Americans now spend as much time online as they do in front of the television, with one third of that time spent on social networks alone. In South Korea, the most connected nation on earth around 1 in 10 people are addicted to the web and psychologists have stated that there is a strong link between the use of the web its social media tools and depression. According to a recent BBC survey, the current generation of digital natives will spend an astounding 10,000 hours online before they become adults.
I worry that my new grandson will grow up in a cyber world society where I will no longer be able to enjoy precious moments with him, without our time together being invaded by the intrusion of technology.

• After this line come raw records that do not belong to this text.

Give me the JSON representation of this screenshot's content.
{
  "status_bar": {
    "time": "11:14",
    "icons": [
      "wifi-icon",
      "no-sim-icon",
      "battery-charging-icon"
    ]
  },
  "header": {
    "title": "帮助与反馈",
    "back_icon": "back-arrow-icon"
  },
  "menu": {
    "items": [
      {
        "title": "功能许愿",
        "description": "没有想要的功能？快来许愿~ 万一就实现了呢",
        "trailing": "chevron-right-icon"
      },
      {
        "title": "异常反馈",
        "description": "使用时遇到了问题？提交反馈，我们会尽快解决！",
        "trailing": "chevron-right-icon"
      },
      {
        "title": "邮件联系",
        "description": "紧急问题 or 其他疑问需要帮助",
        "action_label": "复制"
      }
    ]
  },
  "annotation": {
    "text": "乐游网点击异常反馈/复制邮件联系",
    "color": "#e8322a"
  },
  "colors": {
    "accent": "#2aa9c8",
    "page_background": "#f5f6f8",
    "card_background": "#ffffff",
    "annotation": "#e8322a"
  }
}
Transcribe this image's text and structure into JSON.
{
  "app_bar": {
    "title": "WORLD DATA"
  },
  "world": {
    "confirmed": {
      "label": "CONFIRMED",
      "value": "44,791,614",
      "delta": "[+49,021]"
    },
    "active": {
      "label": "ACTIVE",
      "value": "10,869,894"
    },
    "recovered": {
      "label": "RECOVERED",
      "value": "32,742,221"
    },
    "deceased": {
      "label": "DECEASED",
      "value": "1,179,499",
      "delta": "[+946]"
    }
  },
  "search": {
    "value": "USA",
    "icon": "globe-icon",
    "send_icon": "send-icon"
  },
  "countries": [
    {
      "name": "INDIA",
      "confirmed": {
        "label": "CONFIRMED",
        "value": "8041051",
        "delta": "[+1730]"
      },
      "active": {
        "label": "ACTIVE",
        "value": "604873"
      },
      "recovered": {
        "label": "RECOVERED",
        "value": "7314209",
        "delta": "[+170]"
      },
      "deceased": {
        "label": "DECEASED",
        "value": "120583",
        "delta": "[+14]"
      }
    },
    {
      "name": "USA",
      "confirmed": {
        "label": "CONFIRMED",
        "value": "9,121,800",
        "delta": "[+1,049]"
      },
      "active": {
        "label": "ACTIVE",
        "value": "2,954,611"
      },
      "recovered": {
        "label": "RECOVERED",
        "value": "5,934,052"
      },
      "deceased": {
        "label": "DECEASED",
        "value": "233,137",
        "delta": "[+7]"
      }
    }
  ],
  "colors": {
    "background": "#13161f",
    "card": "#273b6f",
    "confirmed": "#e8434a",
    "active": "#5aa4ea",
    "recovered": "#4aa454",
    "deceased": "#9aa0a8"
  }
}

Will it be a world for him where real interaction takes second place to that on Facebook? You see people at dinner parties, birthdays, weddings that are heavily into social media using their mobile where they never seem to be present entirely in the moment. I'm not convinced yet that meaningful social bonds can be built in this abbreviated way and at arm's-length. I'm worried that language may suffer, as we get more and more used to txt speaking and the ubiquitous PowerPoint with its monosyllabic dot points.
You may have already tired of this blog post and “ bounced” me out of your mind space. Maybe you’ll be speed-reading or skimming, but it's unlikely that you're really taking in what I'm talking about or thinking it through. I feel we are losing our ability to consider things and more importantly we are sacrificing individual IQ for collective intelligence. Where will the next big deep thinkers come from and does the social web kill individual genius? I am saddened by the fact that we are fast breeding a culture where individual intelligence is sacrificed for the all-powerful global brain.
Of course social media is a fantastic tool and allows us to share like never before. But we as a race are at risk of becoming more and more communicative through those 140 characters online; bouncing across short news items, ignoring the editorials that help us form opinions of our own. And, as our children spend more time online, I think we are creating a society that knows lots about little, but little about lots.